Mélanges en l’honneur d’Hubert Bonin, Professeur émérite d’histoire contemporaine à l’Institut d’études politiques de Bordeaux

Edited By Bertrand Blancheton, François Charles Mougel and Françoise Taliano-des Garets

Peut-on penser le pouvoir sans l'associer à des réseaux ? Comment analyser autrement le développement de l'économie de marché, de l'entreprise à la mondialisation, et expliquer différemment le rôle de la finance dans l'émergence du capitalisme moderne?
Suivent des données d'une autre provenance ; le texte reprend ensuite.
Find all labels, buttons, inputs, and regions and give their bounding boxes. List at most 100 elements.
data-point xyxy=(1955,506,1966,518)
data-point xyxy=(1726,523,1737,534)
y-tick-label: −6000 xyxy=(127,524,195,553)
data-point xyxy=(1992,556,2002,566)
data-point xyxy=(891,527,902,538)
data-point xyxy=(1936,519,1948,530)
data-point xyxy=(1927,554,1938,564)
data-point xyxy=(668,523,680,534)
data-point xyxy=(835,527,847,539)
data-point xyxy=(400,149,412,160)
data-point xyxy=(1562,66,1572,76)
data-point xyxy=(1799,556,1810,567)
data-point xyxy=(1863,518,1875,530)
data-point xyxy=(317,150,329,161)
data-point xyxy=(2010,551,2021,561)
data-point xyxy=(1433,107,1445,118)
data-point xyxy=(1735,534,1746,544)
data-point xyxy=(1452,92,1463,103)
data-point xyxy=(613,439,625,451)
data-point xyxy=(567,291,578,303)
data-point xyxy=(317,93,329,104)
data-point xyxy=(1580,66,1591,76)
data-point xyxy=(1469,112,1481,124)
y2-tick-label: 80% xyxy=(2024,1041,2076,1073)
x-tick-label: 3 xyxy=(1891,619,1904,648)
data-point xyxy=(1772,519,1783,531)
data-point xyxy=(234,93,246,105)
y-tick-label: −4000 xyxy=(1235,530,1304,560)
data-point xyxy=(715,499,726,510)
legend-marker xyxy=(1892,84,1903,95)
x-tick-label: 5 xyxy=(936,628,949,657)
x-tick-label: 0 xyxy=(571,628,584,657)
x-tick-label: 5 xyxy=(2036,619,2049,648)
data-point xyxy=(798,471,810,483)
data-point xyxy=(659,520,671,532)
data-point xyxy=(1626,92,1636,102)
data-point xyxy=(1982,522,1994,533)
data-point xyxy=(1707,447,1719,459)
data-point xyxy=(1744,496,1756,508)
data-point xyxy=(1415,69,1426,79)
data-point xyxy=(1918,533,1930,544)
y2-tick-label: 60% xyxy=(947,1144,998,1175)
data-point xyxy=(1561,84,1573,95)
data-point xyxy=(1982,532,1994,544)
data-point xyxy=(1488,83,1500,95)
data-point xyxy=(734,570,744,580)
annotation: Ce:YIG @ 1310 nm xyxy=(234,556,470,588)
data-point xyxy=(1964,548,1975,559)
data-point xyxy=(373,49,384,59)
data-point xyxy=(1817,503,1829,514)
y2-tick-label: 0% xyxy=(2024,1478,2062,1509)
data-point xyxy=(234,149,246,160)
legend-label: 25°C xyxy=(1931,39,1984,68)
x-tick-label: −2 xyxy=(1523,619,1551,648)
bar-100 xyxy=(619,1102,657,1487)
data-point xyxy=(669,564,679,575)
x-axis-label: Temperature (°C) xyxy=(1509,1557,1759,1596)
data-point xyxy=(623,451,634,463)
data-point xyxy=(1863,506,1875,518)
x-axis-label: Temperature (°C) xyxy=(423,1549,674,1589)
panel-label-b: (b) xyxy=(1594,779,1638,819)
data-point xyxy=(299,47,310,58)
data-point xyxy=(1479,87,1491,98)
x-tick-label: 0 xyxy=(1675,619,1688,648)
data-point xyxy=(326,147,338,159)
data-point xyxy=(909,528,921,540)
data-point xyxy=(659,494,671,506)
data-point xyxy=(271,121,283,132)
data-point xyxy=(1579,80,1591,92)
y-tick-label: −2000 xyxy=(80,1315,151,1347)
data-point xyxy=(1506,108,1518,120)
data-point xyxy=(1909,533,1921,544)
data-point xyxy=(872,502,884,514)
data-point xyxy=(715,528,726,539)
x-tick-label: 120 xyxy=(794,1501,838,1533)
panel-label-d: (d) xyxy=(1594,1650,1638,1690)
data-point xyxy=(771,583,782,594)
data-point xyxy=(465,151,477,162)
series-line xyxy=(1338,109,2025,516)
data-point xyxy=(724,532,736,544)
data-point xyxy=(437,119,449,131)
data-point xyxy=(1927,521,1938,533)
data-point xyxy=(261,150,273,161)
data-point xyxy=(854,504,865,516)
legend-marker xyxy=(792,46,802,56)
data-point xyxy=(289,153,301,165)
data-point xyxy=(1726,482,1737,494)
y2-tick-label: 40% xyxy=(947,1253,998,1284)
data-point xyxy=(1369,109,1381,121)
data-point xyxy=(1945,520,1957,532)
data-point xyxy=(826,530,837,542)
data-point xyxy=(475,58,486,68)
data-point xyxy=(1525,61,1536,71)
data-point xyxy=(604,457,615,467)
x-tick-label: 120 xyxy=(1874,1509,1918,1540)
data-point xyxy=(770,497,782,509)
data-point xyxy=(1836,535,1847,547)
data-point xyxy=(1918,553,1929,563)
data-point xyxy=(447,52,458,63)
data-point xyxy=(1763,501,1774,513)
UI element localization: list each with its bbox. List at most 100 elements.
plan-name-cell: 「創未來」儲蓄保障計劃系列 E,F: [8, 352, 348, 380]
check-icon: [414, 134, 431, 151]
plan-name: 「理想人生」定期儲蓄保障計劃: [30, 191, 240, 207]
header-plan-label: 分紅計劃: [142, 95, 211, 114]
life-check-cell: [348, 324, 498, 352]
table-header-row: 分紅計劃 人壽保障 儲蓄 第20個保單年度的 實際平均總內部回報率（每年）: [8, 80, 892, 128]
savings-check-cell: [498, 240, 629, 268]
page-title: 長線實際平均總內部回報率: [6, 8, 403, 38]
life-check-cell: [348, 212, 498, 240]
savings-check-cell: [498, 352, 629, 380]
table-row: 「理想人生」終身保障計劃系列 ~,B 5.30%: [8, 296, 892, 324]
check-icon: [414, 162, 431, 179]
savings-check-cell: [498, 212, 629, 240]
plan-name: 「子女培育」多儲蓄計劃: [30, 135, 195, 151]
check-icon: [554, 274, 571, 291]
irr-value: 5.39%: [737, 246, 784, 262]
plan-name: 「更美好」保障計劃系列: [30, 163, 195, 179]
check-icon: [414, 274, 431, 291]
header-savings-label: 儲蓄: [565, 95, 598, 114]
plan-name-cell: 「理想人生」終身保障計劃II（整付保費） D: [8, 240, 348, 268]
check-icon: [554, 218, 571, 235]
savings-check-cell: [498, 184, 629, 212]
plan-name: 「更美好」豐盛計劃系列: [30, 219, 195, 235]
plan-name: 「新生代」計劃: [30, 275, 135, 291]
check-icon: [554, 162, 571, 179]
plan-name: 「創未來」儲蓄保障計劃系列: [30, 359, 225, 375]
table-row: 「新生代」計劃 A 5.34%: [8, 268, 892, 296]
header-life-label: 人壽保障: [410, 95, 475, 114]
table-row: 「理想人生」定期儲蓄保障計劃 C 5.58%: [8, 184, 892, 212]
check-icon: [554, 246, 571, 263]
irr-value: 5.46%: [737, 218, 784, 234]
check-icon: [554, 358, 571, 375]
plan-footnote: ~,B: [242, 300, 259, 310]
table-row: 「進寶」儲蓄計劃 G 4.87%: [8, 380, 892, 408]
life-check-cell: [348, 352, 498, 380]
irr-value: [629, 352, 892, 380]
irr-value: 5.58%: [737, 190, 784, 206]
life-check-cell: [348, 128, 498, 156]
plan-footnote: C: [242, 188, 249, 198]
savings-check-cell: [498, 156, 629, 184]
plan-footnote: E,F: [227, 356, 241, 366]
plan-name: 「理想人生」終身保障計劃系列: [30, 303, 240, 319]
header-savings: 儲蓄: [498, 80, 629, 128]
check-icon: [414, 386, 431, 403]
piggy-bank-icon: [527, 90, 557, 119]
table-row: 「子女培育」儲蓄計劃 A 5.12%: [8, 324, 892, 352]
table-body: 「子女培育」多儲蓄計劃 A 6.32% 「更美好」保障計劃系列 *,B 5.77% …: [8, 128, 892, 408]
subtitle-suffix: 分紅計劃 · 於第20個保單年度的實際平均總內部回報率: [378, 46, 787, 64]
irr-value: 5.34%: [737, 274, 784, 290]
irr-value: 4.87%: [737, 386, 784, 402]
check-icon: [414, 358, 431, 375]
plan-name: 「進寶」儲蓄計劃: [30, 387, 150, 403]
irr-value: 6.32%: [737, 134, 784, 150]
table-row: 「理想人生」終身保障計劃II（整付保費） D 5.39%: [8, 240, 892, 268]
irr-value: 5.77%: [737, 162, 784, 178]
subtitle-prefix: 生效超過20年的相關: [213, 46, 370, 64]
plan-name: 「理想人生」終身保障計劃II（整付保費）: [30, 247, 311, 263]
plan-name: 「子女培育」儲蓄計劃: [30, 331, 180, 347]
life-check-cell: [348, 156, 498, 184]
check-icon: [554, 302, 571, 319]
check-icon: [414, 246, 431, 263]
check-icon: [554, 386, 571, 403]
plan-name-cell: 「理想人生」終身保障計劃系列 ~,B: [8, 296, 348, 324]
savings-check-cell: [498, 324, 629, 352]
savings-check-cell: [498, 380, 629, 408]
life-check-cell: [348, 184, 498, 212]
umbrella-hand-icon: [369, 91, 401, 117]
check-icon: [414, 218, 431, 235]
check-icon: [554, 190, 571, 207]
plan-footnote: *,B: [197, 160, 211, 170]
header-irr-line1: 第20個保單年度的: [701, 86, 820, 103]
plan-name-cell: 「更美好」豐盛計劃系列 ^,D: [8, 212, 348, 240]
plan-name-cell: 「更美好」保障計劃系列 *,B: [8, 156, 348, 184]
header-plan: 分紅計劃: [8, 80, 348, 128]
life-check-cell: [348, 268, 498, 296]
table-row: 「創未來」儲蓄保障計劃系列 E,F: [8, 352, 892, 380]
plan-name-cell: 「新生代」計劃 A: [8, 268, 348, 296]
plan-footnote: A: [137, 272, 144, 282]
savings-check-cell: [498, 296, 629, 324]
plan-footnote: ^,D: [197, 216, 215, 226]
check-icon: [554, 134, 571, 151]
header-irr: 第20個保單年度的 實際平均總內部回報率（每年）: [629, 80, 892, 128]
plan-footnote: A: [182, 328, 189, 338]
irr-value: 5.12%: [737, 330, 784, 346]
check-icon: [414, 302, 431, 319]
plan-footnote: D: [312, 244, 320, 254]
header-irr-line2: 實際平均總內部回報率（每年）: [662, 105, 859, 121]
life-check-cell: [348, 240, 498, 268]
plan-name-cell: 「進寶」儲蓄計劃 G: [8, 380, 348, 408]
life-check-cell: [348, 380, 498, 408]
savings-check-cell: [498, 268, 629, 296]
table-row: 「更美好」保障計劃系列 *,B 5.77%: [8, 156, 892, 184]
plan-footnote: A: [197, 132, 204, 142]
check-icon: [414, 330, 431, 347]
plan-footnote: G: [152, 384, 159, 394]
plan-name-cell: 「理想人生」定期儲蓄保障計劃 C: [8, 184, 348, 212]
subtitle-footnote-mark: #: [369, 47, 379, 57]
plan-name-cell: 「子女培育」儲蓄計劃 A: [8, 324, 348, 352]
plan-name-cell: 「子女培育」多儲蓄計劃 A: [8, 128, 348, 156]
Comment interpréter la nature du pouvoir dans l'éducation et la culture sans parler des réseaux qui les irriguent au même titre que ceux qui façonnent la politique, de l'échelon local à celui de la société internationale ? C'est à ces questions qu'une équipe d'historiens, d'économistes et de politistes tente d’apporter une réponse dans une approche disciplinaire traversant les époques, du XVIIIe siècle à aujourd'hui, et associant les réalités françaises aux problématiques européennes, impériales et transnationales. Partant d'une définition commune de la notion de réseaux à la fois comme articulation entre des structures et comme lien entre des personnes, la vingtaine d'études ici rassemblées explore le rôle de ces mécanismes au cœur de multiples zones de pouvoir : la banque, l'entreprise, le commerce international, la culture, l'Etat ou la domination coloniale. Chaque contributeur l'a fait de manière distincte, soit au travers d'études de cas soit par le biais de synthèses plus larges. Mais, derrière cette diversité d'analyse, il existe une exigence méthodologique collective qui donne toute sa pertinence et toute sa cohérence à cet ouvrage : partir des faits concrets pour aboutir à une réflexion thématique globale. Au bout du compte, il en ressort la confirmation du postulat initial de ce livre : l'interpénétration du pouvoir et des réseaux. Une intégration dont les formes ont évolué dans la durée et qui a réussi à se pérenniser, portée qu'elle est par les modes de représentation spécifiques aux sociétés occidentales.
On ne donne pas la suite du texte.